Festival Disko ! par Pierre Ducos

Il faut farfouiller dans tous les recoins du livre de bord, faire le tri en ses souvenirs les plus vivaces et ceux fantasmés issus des nuits douillettes au fond du sac, finir par redérouler le film des photos et des vidéos pour être sûr de ne pas travestir le fil de  ces derniers huit jours, oublier quelques merveilleux moments ou même embellir à l’excès ce que le Manguier nous a dévoilé de Disko !

Et tout hit parade est une entreprise si ardue qu’il faut en assumer une injuste partialité ou se borner, chacun, à l’évocation très personnelle de quelques temps forts.
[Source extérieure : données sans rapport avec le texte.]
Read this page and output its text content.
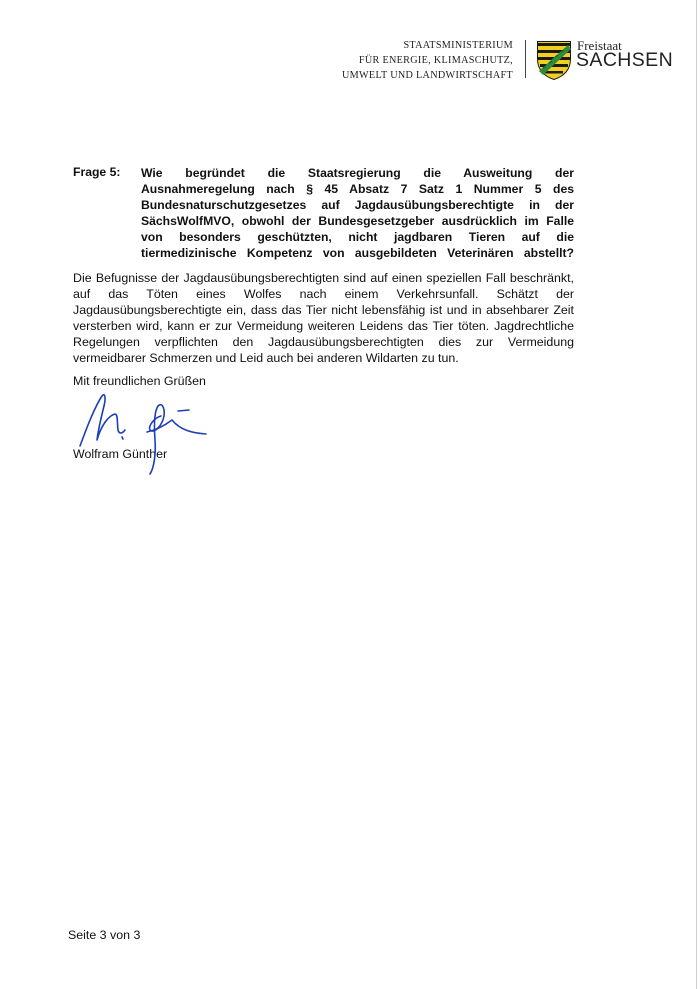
STAATSMINISTERIUM
FÜR ENERGIE, KLIMASCHUTZ,
UMWELT UND LANDWIRTSCHAFT
Freistaat
SACHSEN
Frage 5: Wie begründet die Staatsregierung die Ausweitung der Ausnahmeregelung nach § 45 Absatz 7 Satz 1 Nummer 5 des Bundesnaturschutzgesetzes auf Jagdausübungsberechtigte in der SächsWolfMVO, obwohl der Bundesgesetzgeber ausdrücklich im Falle von besonders geschützten, nicht jagdbaren Tieren auf die tiermedizinische Kompetenz von ausgebildeten Veterinären abstellt?
Die Befugnisse der Jagdausübungsberechtigten sind auf einen speziellen Fall beschränkt, auf das Töten eines Wolfes nach einem Verkehrsunfall. Schätzt der Jagdausübungsberechtigte ein, dass das Tier nicht lebensfähig ist und in absehbarer Zeit versterben wird, kann er zur Vermeidung weiteren Leidens das Tier töten. Jagdrechtliche Regelungen verpflichten den Jagdausübungsberechtigten dies zur Vermeidung vermeidbarer Schmerzen und Leid auch bei anderen Wildarten zu tun.
Mit freundlichen Grüßen
Wolfram Günther
Seite 3 von 3
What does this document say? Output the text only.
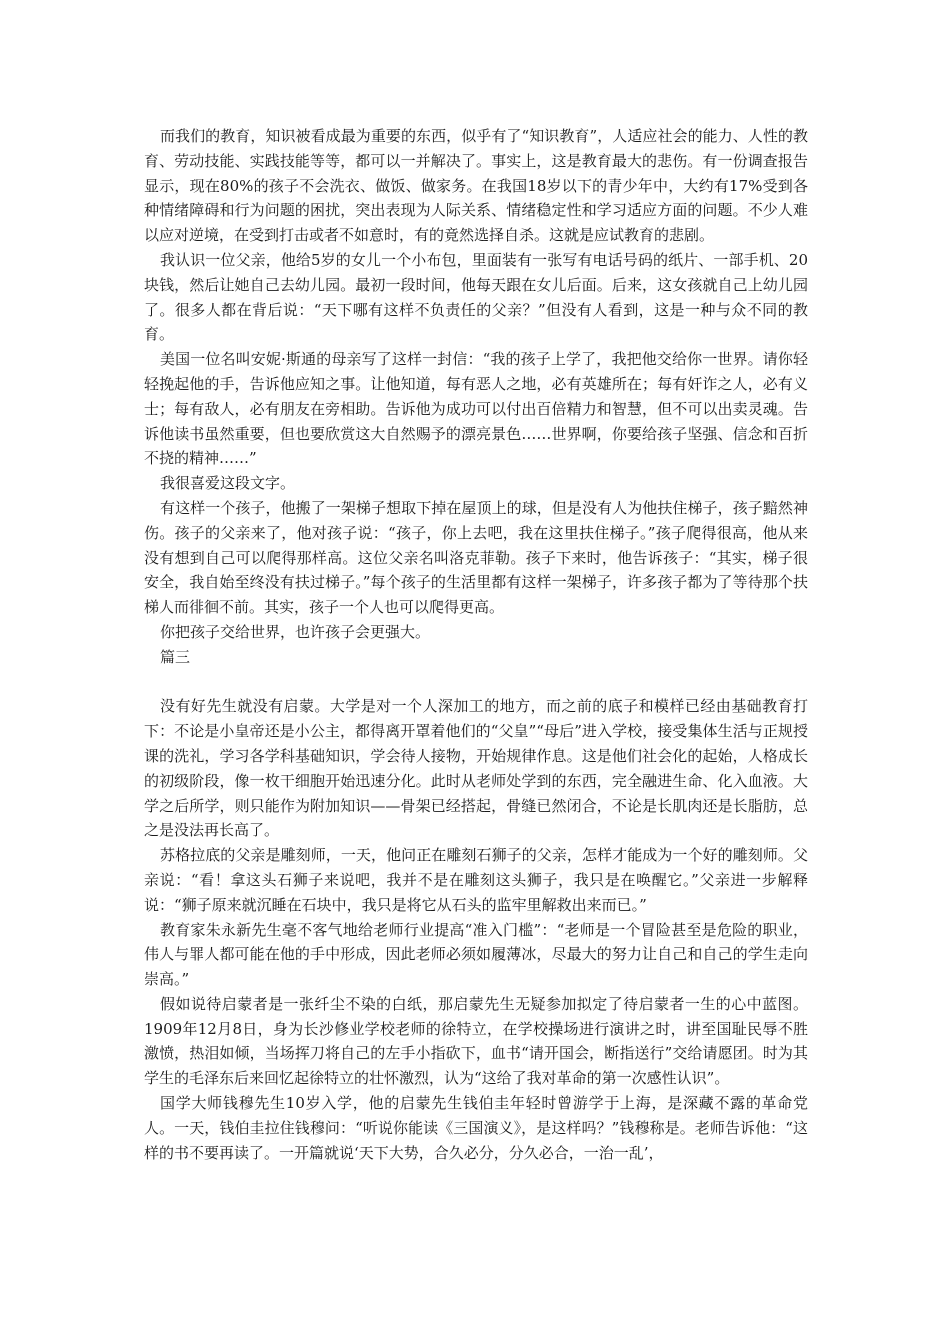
而我们的教育，知识被看成最为重要的东西，似乎有了“知识教育”，人适应社会的能力、人性的教育、劳动技能、实践技能等等，都可以一并解决了。事实上，这是教育最大的悲伤。有一份调查报告显示，现在80%的孩子不会洗衣、做饭、做家务。在我国18岁以下的青少年中，大约有17%受到各种情绪障碍和行为问题的困扰，突出表现为人际关系、情绪稳定性和学习适应方面的问题。不少人难以应对逆境，在受到打击或者不如意时，有的竟然选择自杀。这就是应试教育的悲剧。

我认识一位父亲，他给5岁的女儿一个小布包，里面装有一张写有电话号码的纸片、一部手机、20块钱，然后让她自己去幼儿园。最初一段时间，他每天跟在女儿后面。后来，这女孩就自己上幼儿园了。很多人都在背后说：“天下哪有这样不负责任的父亲？”但没有人看到，这是一种与众不同的教育。

美国一位名叫安妮·斯通的母亲写了这样一封信：“我的孩子上学了，我把他交给你一世界。请你轻轻挽起他的手，告诉他应知之事。让他知道，每有恶人之地，必有英雄所在；每有奸诈之人，必有义士；每有敌人，必有朋友在旁相助。告诉他为成功可以付出百倍精力和智慧，但不可以出卖灵魂。告诉他读书虽然重要，但也要欣赏这大自然赐予的漂亮景色……世界啊，你要给孩子坚强、信念和百折不挠的精神……”

我很喜爱这段文字。

有这样一个孩子，他搬了一架梯子想取下掉在屋顶上的球，但是没有人为他扶住梯子，孩子黯然神伤。孩子的父亲来了，他对孩子说：“孩子，你上去吧，我在这里扶住梯子。”孩子爬得很高，他从来没有想到自己可以爬得那样高。这位父亲名叫洛克菲勒。孩子下来时，他告诉孩子：“其实，梯子很安全，我自始至终没有扶过梯子。”每个孩子的生活里都有这样一架梯子，许多孩子都为了等待那个扶梯人而徘徊不前。其实，孩子一个人也可以爬得更高。

你把孩子交给世界，也许孩子会更强大。

篇三

没有好先生就没有启蒙。大学是对一个人深加工的地方，而之前的底子和模样已经由基础教育打下：不论是小皇帝还是小公主，都得离开罩着他们的“父皇”“母后”进入学校，接受集体生活与正规授课的洗礼，学习各学科基础知识，学会待人接物，开始规律作息。这是他们社会化的起始，人格成长的初级阶段，像一枚干细胞开始迅速分化。此时从老师处学到的东西，完全融进生命、化入血液。大学之后所学，则只能作为附加知识——骨架已经搭起，骨缝已然闭合，不论是长肌肉还是长脂肪，总之是没法再长高了。

苏格拉底的父亲是雕刻师，一天，他问正在雕刻石狮子的父亲，怎样才能成为一个好的雕刻师。父亲说：“看！拿这头石狮子来说吧，我并不是在雕刻这头狮子，我只是在唤醒它。”父亲进一步解释说：“狮子原来就沉睡在石块中，我只是将它从石头的监牢里解救出来而已。”

教育家朱永新先生毫不客气地给老师行业提高“准入门槛”：“老师是一个冒险甚至是危险的职业，伟人与罪人都可能在他的手中形成，因此老师必须如履薄冰，尽最大的努力让自己和自己的学生走向崇高。”

假如说待启蒙者是一张纤尘不染的白纸，那启蒙先生无疑参加拟定了待启蒙者一生的心中蓝图。1909年12月8日，身为长沙修业学校老师的徐特立，在学校操场进行演讲之时，讲至国耻民辱不胜激愤，热泪如倾，当场挥刀将自己的左手小指砍下，血书“请开国会，断指送行”交给请愿团。时为其学生的毛泽东后来回忆起徐特立的壮怀激烈，认为“这给了我对革命的第一次感性认识”。

国学大师钱穆先生10岁入学，他的启蒙先生钱伯圭年轻时曾游学于上海，是深藏不露的革命党人。一天，钱伯圭拉住钱穆问：“听说你能读《三国演义》，是这样吗？”钱穆称是。老师告诉他：“这样的书不要再读了。一开篇就说‘天下大势，合久必分，分久必合，一治一乱’，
Dans ce dernier registre j’en reviendrai au premier jour ! Ilulissat envahi sournoisement par un flot de glace et de glaçons de tout poils pendant la nuit alors que le Manguier, insouciant, s’était paisiblement alangui parmi les bateaux de pêche une fois ficelé à son imperturbable quai de béton.

Réveil incrédule dans ce port s’ébrouant sans espoir dans cette pelisse bien encombrante et  Le Manguier ne pouvant que contempler les efforts incertains de téméraires bateaux pour se désengluer de ce bel habit blanc.

Le spectacle méritait un autre point de vue et la balade vers l’entrée du Jacobshavns Isfjord découvrit un ahurissant spectacle de glace : pics enneigés, montagnes glacées, flots de banquises enchevêtrée, falaises irisées d’ombres crépusculaires, reflets improbables se faufilant sur une mer étouffée proche de rendre les armes…

A dire vrai il vaut mieux se référer aux photos d’amateurs, largement suffisantes pour pallier les déficiences du vocabulaire, et autrement plus exaltantes !

La même punition se renouvellera deux jours plus tard face à l’Eqip Sermia. Il y aurait lieu de convoquer ici la meilleure littérature et les auteurs les plus talentueux  pour rendre justice à la beauté inépuisable du spectacle des glaciers. L’Eqip Sermia est l’un de ces puissants seigneurs, y faire face requiert respect, admiration et méditation….

Le quitter et s’en détacher irrémédiablement serait trop difficile s’il ne nous avait détaché comme compagnons de route une escouade d’ambassadeurs de tous grades : une innombrable armée de gigantesques icebergs, des cohortes de glacier en débris et des divisions de glaçons aux infinis visages.

Une délicate attention, mais un piège ! Une étouffante marée blanche dans laquelle s’engluait le Manguier - un horizon inexorablement obstrué - des eaux libres, purs mirages….

Plus question de laisser le moindre espace aux chevaux du puissant Baudouin. Bien au contraire, les retenir et les faire frémir, pour les frotter respectueusement aux encombrants, indolents et insubmersibles obstacles….en contournant prudemment les plus majestueux et les plus inflexibles d’entre eux.

Ravaler ses pulsions, tenir la bride haute à sa monture, tenter, éviter, s’adapter, soupeser et décider, c’est le lot du capitaine dans cet univers bloqué, incertain, inconstant et imprévisible.

Du haut du nid de pie, l’augure du meilleur chemin, porteur d’espoir, interroge les nuages et l’horizon, ausculte mirages et certitudes et…distille ses messages.

On passera.

On est en effet passés, soulagés, mais définitivement piqués par l’insidieux virus des glaces. Ainsi, des jours plus tard, évanouie de notre champ de vision, l’époustouflante parade des icebergs géants nous laissera comme orphelins. Nous chercherons au fin fond de la ligne d’horizon les ultimes vestiges de cette incomparable parade d’étranges créatures de glace se bousculant et jouant des coudes pour apparaître au premier plan dans toute leur somptuosité, excitant notre imagination, rivalisant d’éclats dans leurs livrées aux textures de froid.

Mais non, Disko n’aura pas livré ses derniers feux….et c’est une autre histoire.